The ostensible logic undergirding such preemptions pales in contrast to what we see as a much more fundamental concern about local autonomy. The rationale for giving local governments the authority to make decisions responsive to the needs of their constituents is clear: they reflect local conditions and values. They meet the needs of their citizens for services that may differ from the needs of citizens in other jurisdictions. They can provide efficient levels of public spending by encouraging greater local recognition of the cost of public programs. Giving local governments the ability to exercise policy functions also increases innovation, experimentation, and local competition in the design and delivery of services.

The past few years have posed enormous challenges for local governments as they have struggled to maintain essential services in a declining revenue environment without increasing taxes. Unfunded state mandates push the responsibility of funding programs to local governments, which can be ill equipped to take them on without raising property taxes.

Ironically, the Legislature seems to be impeding the ability of local governments to respond to local priorities, concerns, and values at the very time it is chafing under similar “heavy-handed” actions emanating from the federal government. One need look no further than the arguments opposing Medicaid expansion in Florida to get a palpable sense of this strongly-felt concern. Some of the same legislators who rail about the importance of local decision making when it applies to the states are those who also cavalierly ignore the same concerns when they apply inconveniently to jurisdictions further down the governmental food chain.

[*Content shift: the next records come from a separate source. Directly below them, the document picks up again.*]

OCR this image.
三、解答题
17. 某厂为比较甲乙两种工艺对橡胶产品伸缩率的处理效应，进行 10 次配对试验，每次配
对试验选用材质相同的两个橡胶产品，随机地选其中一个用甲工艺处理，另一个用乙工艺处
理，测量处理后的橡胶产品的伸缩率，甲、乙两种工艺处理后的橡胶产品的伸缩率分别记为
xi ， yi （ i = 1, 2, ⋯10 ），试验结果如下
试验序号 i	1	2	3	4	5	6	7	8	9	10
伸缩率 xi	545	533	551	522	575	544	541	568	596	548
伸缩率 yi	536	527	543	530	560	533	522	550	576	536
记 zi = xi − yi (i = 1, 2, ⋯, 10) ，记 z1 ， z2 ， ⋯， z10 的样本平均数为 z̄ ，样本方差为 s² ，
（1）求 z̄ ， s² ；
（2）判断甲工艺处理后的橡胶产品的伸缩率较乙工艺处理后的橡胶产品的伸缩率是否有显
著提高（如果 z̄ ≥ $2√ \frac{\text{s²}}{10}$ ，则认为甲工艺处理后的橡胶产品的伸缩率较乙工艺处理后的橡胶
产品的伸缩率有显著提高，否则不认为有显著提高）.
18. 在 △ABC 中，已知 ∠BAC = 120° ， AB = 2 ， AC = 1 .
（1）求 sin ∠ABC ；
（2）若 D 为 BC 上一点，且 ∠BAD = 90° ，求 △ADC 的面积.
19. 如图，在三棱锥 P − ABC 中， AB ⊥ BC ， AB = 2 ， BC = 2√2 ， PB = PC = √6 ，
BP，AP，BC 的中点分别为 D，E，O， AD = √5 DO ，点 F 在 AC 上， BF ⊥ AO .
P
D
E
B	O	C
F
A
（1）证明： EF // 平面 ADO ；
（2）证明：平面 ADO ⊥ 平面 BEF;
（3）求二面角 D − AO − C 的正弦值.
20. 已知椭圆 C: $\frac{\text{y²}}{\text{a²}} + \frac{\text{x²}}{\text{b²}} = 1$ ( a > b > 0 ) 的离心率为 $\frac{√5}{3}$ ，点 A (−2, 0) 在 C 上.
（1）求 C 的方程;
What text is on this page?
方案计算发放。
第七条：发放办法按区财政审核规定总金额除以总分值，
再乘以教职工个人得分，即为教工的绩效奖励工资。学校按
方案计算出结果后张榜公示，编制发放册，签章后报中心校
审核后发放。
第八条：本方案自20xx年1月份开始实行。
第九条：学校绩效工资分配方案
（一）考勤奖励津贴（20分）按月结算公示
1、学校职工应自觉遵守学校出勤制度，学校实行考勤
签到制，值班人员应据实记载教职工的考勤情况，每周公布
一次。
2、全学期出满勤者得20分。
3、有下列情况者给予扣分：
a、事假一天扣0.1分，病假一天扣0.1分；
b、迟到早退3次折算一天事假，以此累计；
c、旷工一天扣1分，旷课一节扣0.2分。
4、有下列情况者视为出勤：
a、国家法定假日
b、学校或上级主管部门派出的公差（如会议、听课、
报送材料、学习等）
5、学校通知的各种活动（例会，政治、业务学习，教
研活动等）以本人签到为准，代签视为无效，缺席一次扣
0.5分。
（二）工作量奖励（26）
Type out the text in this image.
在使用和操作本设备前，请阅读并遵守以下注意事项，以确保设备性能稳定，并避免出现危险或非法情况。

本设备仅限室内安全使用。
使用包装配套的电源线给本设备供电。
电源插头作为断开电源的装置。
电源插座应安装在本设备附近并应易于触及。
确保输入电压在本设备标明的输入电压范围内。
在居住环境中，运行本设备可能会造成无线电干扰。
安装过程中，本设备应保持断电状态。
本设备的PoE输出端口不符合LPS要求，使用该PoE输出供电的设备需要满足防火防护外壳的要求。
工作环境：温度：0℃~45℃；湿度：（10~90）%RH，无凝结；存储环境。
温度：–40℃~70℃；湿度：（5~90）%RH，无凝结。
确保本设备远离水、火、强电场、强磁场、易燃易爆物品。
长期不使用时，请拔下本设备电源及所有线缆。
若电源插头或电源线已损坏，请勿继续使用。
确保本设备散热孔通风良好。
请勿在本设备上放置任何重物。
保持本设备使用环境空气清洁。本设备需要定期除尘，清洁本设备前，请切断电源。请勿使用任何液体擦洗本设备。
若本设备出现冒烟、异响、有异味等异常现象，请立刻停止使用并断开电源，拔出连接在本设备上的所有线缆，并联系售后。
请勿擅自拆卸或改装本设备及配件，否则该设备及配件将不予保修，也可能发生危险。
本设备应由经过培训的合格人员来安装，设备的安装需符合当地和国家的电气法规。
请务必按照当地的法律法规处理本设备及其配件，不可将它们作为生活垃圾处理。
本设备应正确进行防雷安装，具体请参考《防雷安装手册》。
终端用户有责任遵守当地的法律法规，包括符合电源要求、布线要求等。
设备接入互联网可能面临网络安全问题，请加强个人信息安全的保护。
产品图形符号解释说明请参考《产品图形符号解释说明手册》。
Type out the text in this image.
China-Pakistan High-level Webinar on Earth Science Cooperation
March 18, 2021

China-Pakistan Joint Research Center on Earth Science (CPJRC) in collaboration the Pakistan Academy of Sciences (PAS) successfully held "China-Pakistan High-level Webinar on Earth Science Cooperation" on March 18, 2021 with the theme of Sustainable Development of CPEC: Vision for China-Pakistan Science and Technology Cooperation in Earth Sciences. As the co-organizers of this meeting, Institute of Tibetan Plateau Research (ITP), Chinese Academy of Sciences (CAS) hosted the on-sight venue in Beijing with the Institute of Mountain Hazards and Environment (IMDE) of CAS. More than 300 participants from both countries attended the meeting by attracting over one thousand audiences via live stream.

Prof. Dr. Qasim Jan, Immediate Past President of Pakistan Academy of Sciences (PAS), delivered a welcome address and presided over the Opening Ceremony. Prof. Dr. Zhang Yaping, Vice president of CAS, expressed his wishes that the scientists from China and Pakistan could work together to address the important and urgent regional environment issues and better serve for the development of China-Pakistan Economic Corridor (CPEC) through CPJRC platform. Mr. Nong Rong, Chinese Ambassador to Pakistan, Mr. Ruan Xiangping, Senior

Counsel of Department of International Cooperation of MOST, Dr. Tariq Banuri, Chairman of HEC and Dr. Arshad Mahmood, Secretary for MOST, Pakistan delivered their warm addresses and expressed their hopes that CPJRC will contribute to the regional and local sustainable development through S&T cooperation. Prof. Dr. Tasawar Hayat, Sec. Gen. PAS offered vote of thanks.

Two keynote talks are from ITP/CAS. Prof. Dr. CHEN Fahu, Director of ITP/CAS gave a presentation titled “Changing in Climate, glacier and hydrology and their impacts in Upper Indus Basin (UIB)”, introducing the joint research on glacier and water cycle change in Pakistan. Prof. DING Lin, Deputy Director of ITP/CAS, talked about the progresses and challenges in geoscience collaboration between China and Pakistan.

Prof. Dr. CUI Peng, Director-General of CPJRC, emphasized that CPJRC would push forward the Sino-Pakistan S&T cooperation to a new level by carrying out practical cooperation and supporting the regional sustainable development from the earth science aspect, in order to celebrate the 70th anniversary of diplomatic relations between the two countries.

The LeRoy Collins Institute, a public policy research entity charged with studying issues important to Florida, has been examining state-local relationships in Florida, with funding from the Jessie Ball duPont Fund, for several years. We have analyzed state involvement in municipal pensions, trends in local governmental spending and revenues, and various aspects of intergovernmental aid. Although we have identified situations where state involvement is essential to guide local actions and to assure they are transparent, we have carefully weighed the positives and negatives for the necessity of state action in our recommendations. We urge state agencies and the state legislature to apply judiciously a similar calculus.

Given that local governments are constitutionally “creatures of the state,” it is sometimes convenient for state officials to ignore local implications consequences of their actions. But to do so is harmful to a healthy intergovernmental system in Florida — one that reflects the wide diversity of citizenry in our state.

Meeting the needs of citizens of Miami-Dade and those in Monticello is best accomplished by local government authority — not the heavy hand of Tallahassee.